Cricket Finland
- Sport: Cricket
- Jurisdiction: National
- Affiliation: International Cricket Council
- Regional affiliation: ICC Europe
- Finland

= Cricket Finland =

Sports governing body in Finland

Cricket Finland (Suomen krikettiliito) is the official governing body of the sport of cricket in Finland. Cricket Finland is Finland's representative at the International Cricket Council (ICC) and is an associate member and has been a member of that body since 2000. It belongs to the ICC Europe region.

In July 2020, Cricket Finland won the Digital Engagement of the Year award, in the ICC's Annual Development Awards to recognise developing cricketing nations.

== History ==
Cricket in Finland has been traced back as being played in the 1850s when Royal Navy sailors played it while in port in Finland during the Crimean War. After this, cricket largely ceased being played in Finland until the 1960s when the British Embassy started promoting cricket between British diplomatic staff and local Finns. In 1972, Helsinki Cricket Club, the first local cricket club independent of British influence, was founded. The Finnish Cricket Association was founded in 1999 by Andrew Armitage, a British former banker, as a way to formalise cricket within Finland. It was granted International Cricket Council Affiliate membership the following year. The sport then gained official recognition by the Finnish Government as a result. By 2004, the Finnish Cricket Association had 23 affiliated cricket clubs.

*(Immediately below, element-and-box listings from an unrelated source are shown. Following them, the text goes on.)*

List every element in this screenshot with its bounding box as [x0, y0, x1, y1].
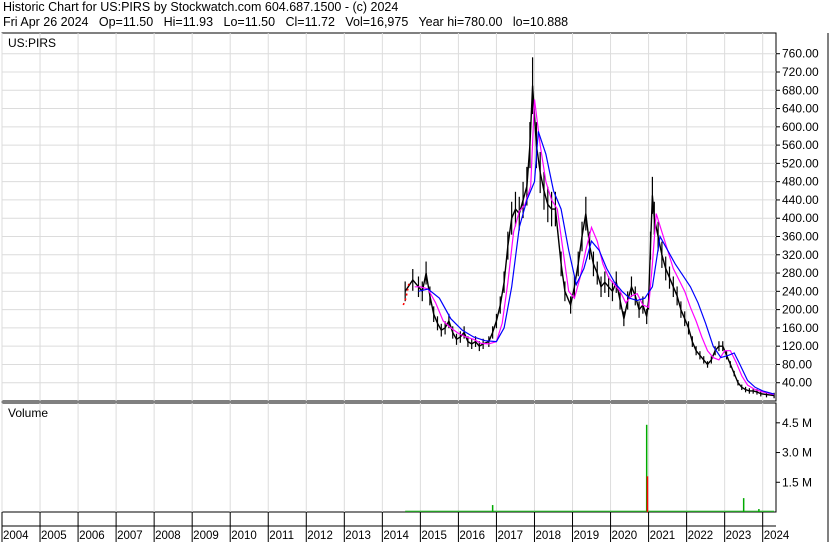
- year-label: 2019: [574, 530, 600, 542]
- price-tick-label: 520.00: [782, 156, 819, 170]
- volume-tick-label: 1.5 M: [782, 475, 812, 489]
- year-label: 2007: [117, 530, 143, 542]
- price-tick-label: 320.00: [782, 248, 819, 262]
- price-tick-label: 80.00: [782, 357, 812, 371]
- volume-tick-label: 3.0 M: [782, 446, 812, 460]
- price-tick-label: 280.00: [782, 266, 819, 280]
- year-label: 2010: [231, 530, 257, 542]
- year-label: 2013: [345, 530, 371, 542]
- price-tick-label: 720.00: [782, 65, 819, 79]
- symbol-label: US:PIRS: [8, 36, 56, 50]
- year-label: 2022: [688, 530, 714, 542]
- price-tick-label: 640.00: [782, 102, 819, 116]
- price-tick-label: 200.00: [782, 303, 819, 317]
- price-tick-label: 240.00: [782, 284, 819, 298]
- year-label: 2011: [269, 530, 294, 542]
- volume-baseline: [405, 510, 775, 512]
- year-label: 2018: [535, 530, 561, 542]
- stock-chart: 40.00 80.00 120.00 160.00 200.00 240.00 280.00…: [1, 32, 829, 542]
- year-label: 2014: [383, 530, 409, 542]
- price-tick-label: 560.00: [782, 138, 819, 152]
- price-tick-label: 120.00: [782, 339, 819, 353]
- price-tick-label: 480.00: [782, 175, 819, 189]
- year-label: 2006: [79, 530, 105, 542]
- year-label: 2017: [497, 530, 523, 542]
- year-label: 2020: [612, 530, 638, 542]
- volume-label: Volume: [8, 406, 48, 420]
- year-label: 2005: [41, 530, 67, 542]
- year-label: 2004: [3, 530, 29, 542]
- price-tick-label: 440.00: [782, 193, 819, 207]
- year-label: 2021: [650, 530, 676, 542]
- year-label: 2024: [764, 530, 790, 542]
- year-label: 2009: [193, 530, 219, 542]
- volume-panel: [1, 402, 777, 513]
- year-label: 2008: [155, 530, 181, 542]
- price-tick-label: 40.00: [782, 376, 812, 390]
- price-tick-label: 360.00: [782, 229, 819, 243]
- volume-tick-label: 4.5 M: [782, 416, 812, 430]
- price-tick-label: 400.00: [782, 211, 819, 225]
- year-label: 2015: [421, 530, 447, 542]
- price-tick-label: 760.00: [782, 47, 819, 61]
- year-label: 2016: [459, 530, 485, 542]
- chart-window: Historic Chart for US:PIRS by Stockwatch…: [0, 0, 830, 543]
- price-tick-label: 160.00: [782, 321, 819, 335]
- price-tick-label: 600.00: [782, 120, 819, 134]
- year-label: 2012: [307, 530, 333, 542]
- year-label: 2023: [726, 530, 752, 542]
- price-tick-label: 680.00: [782, 83, 819, 97]
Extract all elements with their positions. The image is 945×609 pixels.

In the 2010s, the Finnish Cricket Association invested in facilities to assist with the growth of cricket. This led to the opening of the Kerava National Cricket Ground in 2014 as well as Finland's first indoor cricket training facility at Eerikkilä in Tammela in 2019. In 2020, Cricket Finland was due to host the 2021 Men's T20 World Cup Europe Qualifier Group B, but due to the COVID-19 pandemic in Finland, the qualifying tournament was cancelled. In 2023, Cricket Finland were awarded the ICC Digital Engagement Award for live streaming cricket matches in partnership with Yle and the Finnish Olympic Committee. This came after a previous partnership with the European Cricket Network in 2020 to broadcast the Finnish Premier League.